With the Halo: Reach beta less than two weeks away, Bungie is dispatching some of its 180 staffers to help promote the ambitious online multiplayer test. Community director Brian Jarrard and multiplayer design lead Chris Carney sat down with the Seattle Times to discuss the beta's May 3 launch and the lead-up to the game's debut this fall.
"My expectation is it could be upwards of 3 million people," Jarrard told the newspaper. "I think that's a fairly conservative estimate. Certainly, there will never be a console beta of this magnitude."
While the beta will be available in every country where the Xbox 360 is sold, Jarrard thinks the majority of participants will be in North America. However, he said that a new matchmaking system will let people in other territories connect more easily than they could in Halo 3.
Halo: Reach's beta isn't the only thing that's going to be big. Jarrard and Carney said the game would have "a lot more grandiose marketing efforts" at "a much higher scale" than last year's Halo 3: ODST, a copy of which is required to access the multiplayer beta. Halo 3: ODST was the ninth best-selling game of 2009 in the US, having sold over 2.3 million units domestically as of March 31, according to the NPD Group.

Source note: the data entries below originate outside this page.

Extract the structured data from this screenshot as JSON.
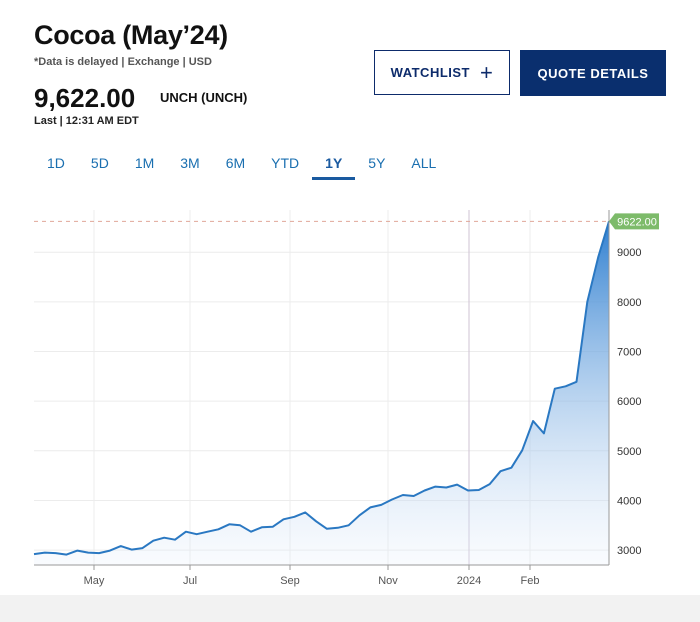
{
  "header": {
    "title": "Cocoa (May’24)",
    "subtitle": "*Data is delayed | Exchange | USD",
    "price": "9,622.00",
    "change": "UNCH (UNCH)",
    "last": "Last | 12:31 AM EDT"
  },
  "buttons": {
    "watchlist": "WATCHLIST",
    "quote_details": "QUOTE DETAILS"
  },
  "tabs": [
    {
      "label": "1D",
      "active": false
    },
    {
      "label": "5D",
      "active": false
    },
    {
      "label": "1M",
      "active": false
    },
    {
      "label": "3M",
      "active": false
    },
    {
      "label": "6M",
      "active": false
    },
    {
      "label": "YTD",
      "active": false
    },
    {
      "label": "1Y",
      "active": true
    },
    {
      "label": "5Y",
      "active": false
    },
    {
      "label": "ALL",
      "active": false
    }
  ],
  "colors": {
    "line": "#2a78c2",
    "area_top": "#2f7fd0",
    "area_bottom": "#e8f0fb",
    "price_label_bg": "#7dbb6a",
    "ref_line": "#e0a899",
    "button_dark": "#0a2f6e"
  },
  "chart_data": {
    "type": "area",
    "title": "",
    "xlabel": "",
    "ylabel": "",
    "x_tick_labels": [
      "May",
      "Jul",
      "Sep",
      "Nov",
      "2024",
      "Feb"
    ],
    "y_ticks": [
      3000,
      4000,
      5000,
      6000,
      7000,
      8000,
      9000
    ],
    "ylim": [
      2700,
      9850
    ],
    "grid": true,
    "last_value_label": "9622.00",
    "last_value": 9622,
    "series": [
      {
        "values": [
          2920,
          2950,
          2940,
          2910,
          2990,
          2950,
          2940,
          2990,
          3080,
          3010,
          3040,
          3190,
          3250,
          3210,
          3370,
          3320,
          3370,
          3420,
          3520,
          3500,
          3370,
          3460,
          3470,
          3620,
          3670,
          3760,
          3580,
          3430,
          3450,
          3500,
          3700,
          3860,
          3910,
          4020,
          4110,
          4090,
          4200,
          4280,
          4260,
          4320,
          4200,
          4210,
          4330,
          4590,
          4660,
          5010,
          5600,
          5350,
          6250,
          6300,
          6390,
          8000,
          8900,
          9622
        ]
      }
    ]
  }
}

The pair of Bungie staffers also reconfirmed that Halo: Reach will not support the Xbox 360's Project Natal motion-sensing system in any form. "Natal didn't exist until Reach was already two years into development," said Jarrard. "That alone creates issues. Secondly, it's not the type of control experience that we think lends itself to this type of game. We're comfortable with it; Microsoft is, too."
Finally, Jarrard also settled any lingering doubts about what Bungie's next project won't be. "Our next game is definitely not Halo; it's something totally new," he told the Times.